XX
«… Six mois s'étaient passés. Nous nous disposions à partir pour un long voyage. Turnpike avait besoin de se distraire. La douleur s'était déjà émoussée… déjà! insulte nouvelle qui m'était faite. Car toute ma vie, à moi, appartenait à celle qui n'était plus là. Et lui, au bout de six mois, il y songeait à peine et cherchait les moyens de n'y plus songer du tout!
«Quelques jours avant notre départ, nous fûmes témoins d'une scène étrange, et si je la relate ici, c'est qu'elle provoqua de la part de mon ami une phrase à laquelle je ne pris pas garde tout d'abord, mais qui me revint en mémoire, plus tard, alors qu'approchait l'échéance terrible.
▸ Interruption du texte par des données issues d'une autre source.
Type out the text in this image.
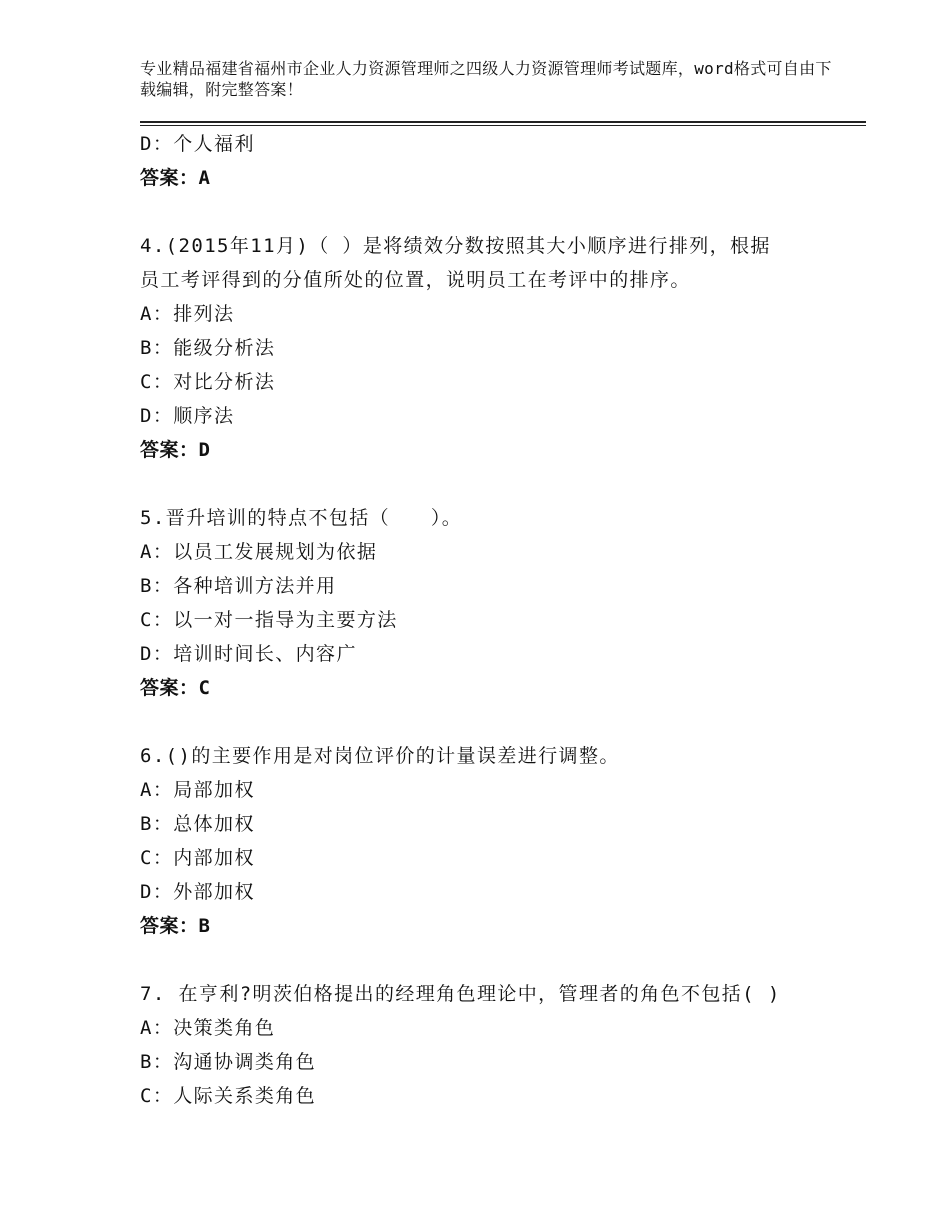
专业精品福建省福州市企业人力资源管理师之四级人力资源管理师考试题库，word格式可自由下载编辑，附完整答案！
D：个人福利
答案：A
4.(2015年11月)（ ）是将绩效分数按照其大小顺序进行排列，根据
员工考评得到的分值所处的位置，说明员工在考评中的排序。
A：排列法
B：能级分析法
C：对比分析法
D：顺序法
答案：D
5.晋升培训的特点不包括（　　）。
A：以员工发展规划为依据
B：各种培训方法并用
C：以一对一指导为主要方法
D：培训时间长、内容广
答案：C
6.()的主要作用是对岗位评价的计量误差进行调整。
A：局部加权
B：总体加权
C：内部加权
D：外部加权
答案：B
7. 在亨利?明茨伯格提出的经理角色理论中，管理者的角色不包括( )
A：决策类角色
B：沟通协调类角色
C：人际关系类角色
«Voici ce qui se passa. Nous nous trouvions à Lexington. Or, ce jour-là, on jugeait un grand criminel. Le crime était horrible par lui-même, mais l'esprit public était d'autant plus excité contre le coupable, qu'il appartenait à la race nègre. Sam Wretch était depuis sa naissance esclave dans la plantation de M. Timber, l'un des plus célèbres négociants du Kentucky. L'esclave avait, paraît-il, été cruellement frappé par la femme de Timber, il y avait de cela quelques dix ans. Cette femme était allée depuis cette époque en Europe. Mais son mari était mort, et avait par son testament donné la liberté à un certain nombre d'esclaves parmi lesquels Sam Wretch. Sam accepta ce bienfait avec indifférence, et, quoique libre, il resta sur la plantation. On n'y prit point garde, attribuant à la force de l'habitude cette insouciance de la liberté. Mais Sam obéissait à une pensée longuement préméditée. La veuve de Timber, avisée à Paris du décès de son mari, revint en toute hâte.
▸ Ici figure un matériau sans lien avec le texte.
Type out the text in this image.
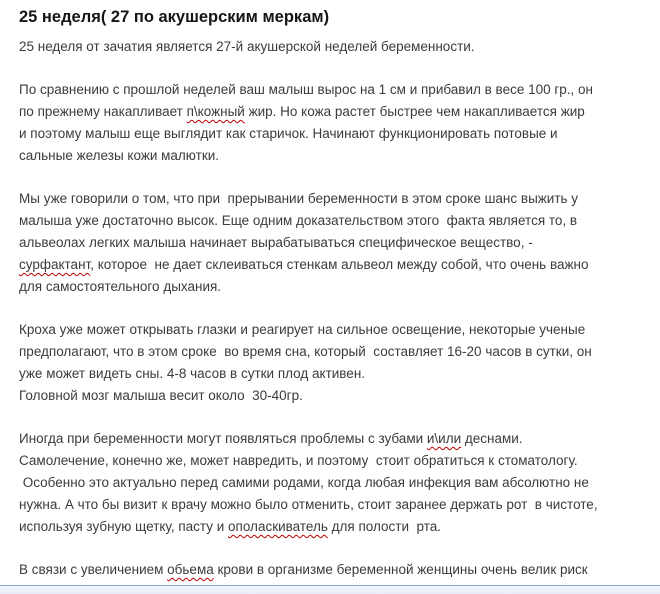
25 неделя( 27 по акушерским меркам)
25 неделя от зачатия является 27-й акушерской неделей беременности.
По сравнению с прошлой неделей ваш малыш вырос на 1 см и прибавил в весе 100 гр., он
по прежнему накапливает п\кожный жир. Но кожа растет быстрее чем накапливается жир
и поэтому малыш еще выглядит как старичок. Начинают функционировать потовые и
сальные железы кожи малютки.
Мы уже говорили о том, что при  прерывании беременности в этом сроке шанс выжить у
малыша уже достаточно высок. Еще одним доказательством этого  факта является то, в
альвеолах легких малыша начинает вырабатываться специфическое вещество, -
сурфактант, которое  не дает склеиваться стенкам альвеол между собой, что очень важно
для самостоятельного дыхания.
Кроха уже может открывать глазки и реагирует на сильное освещение, некоторые ученые
предполагают, что в этом сроке  во время сна, который  составляет 16-20 часов в сутки, он
уже может видеть сны. 4-8 часов в сутки плод активен.
Головной мозг малыша весит около  30-40гр.
Иногда при беременности могут появляться проблемы с зубами и\или деснами.
Самолечение, конечно же, может навредить, и поэтому  стоит обратиться к стоматологу.
Особенно это актуально перед самими родами, когда любая инфекция вам абсолютно не
нужна. А что бы визит к врачу можно было отменить, стоит заранее держать рот  в чистоте,
используя зубную щетку, пасту и ополаскиватель для полости  рта.
В связи с увеличением обьема крови в организме беременной женщины очень велик риск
«Sam se fit désigner au nombre des esclaves qui devaient aller au-devant de l'arrivante; et au moment où elle descendit de voiture, Sam s'avança respectueusement, le dos à demi-courbé, puis, quand il fut auprès d'elle, il se redressa et levant le bras au-dessus de sa tête, d'un seul coup de son poing fermé, il assomma la femme qui tomba… morte. C'était un athlète que Sam Wretch.
«On s'empara de lui aussitôt. On ne pouvait pas croire que la femme eût succombé; lui riait en montrant ses dents blanches et disait en ricanant: «Massa est morte, elle m'avait frappé, je l'ai frappée!»
«On l'enferma dans la prison de Lexington. Puis on lui fit son procès. Quoique affranchi, ce n'en était pas moins un nègre, et la justice pouvait et devait être expéditive. Elle le comprit. Huit jours après le crime, le juge se couvrait la tête du bonnet noir, et Sam Wretch était condamné à être pendu, jusqu'à ce que mort s'ensuive.
«L'arrêt devait être exécuté le lundi suivant, et le jugement avait été rendu le mardi. C'est ce jour-là que nous étions à Lexington, pour affaires.
«On ne s'entretenait que de Sam Wretch. Une vague agitation courait dans l'air, comme un souffle de colère mal contenue… Six heures sonnèrent. Alors, du haut de la rue où se trouvait notre hôtel, nous entendîmes surgir tout à coup une rumeur vague, longue, sinistre. Il faisait nuit; mais des torches jetaient sur les maisons leur lueur jaunâtre et lugubre. Puis un cri: Lynch! lynch!
«J'avais compris. Turnpike me secoua fortement le bras. C'était la foule qui courait à la prison. Au nom de la loi de Lynch, elle allait, sans se préoccuper des délais légaux, exécuter l'arrêt de mort. La prison était à quelques yards de notre habitation. Machinalement nous descendîmes. Alors passa devant nous une trombe humaine, masse noire, d'où s'échappaient des hurlements, houle obscure que dominaient les torches, comme des langues de feu. C'était un vertige qui roulait, tout cela se poussait, se heurtait, se renversait, meute ardente, lancée à la curée de mort.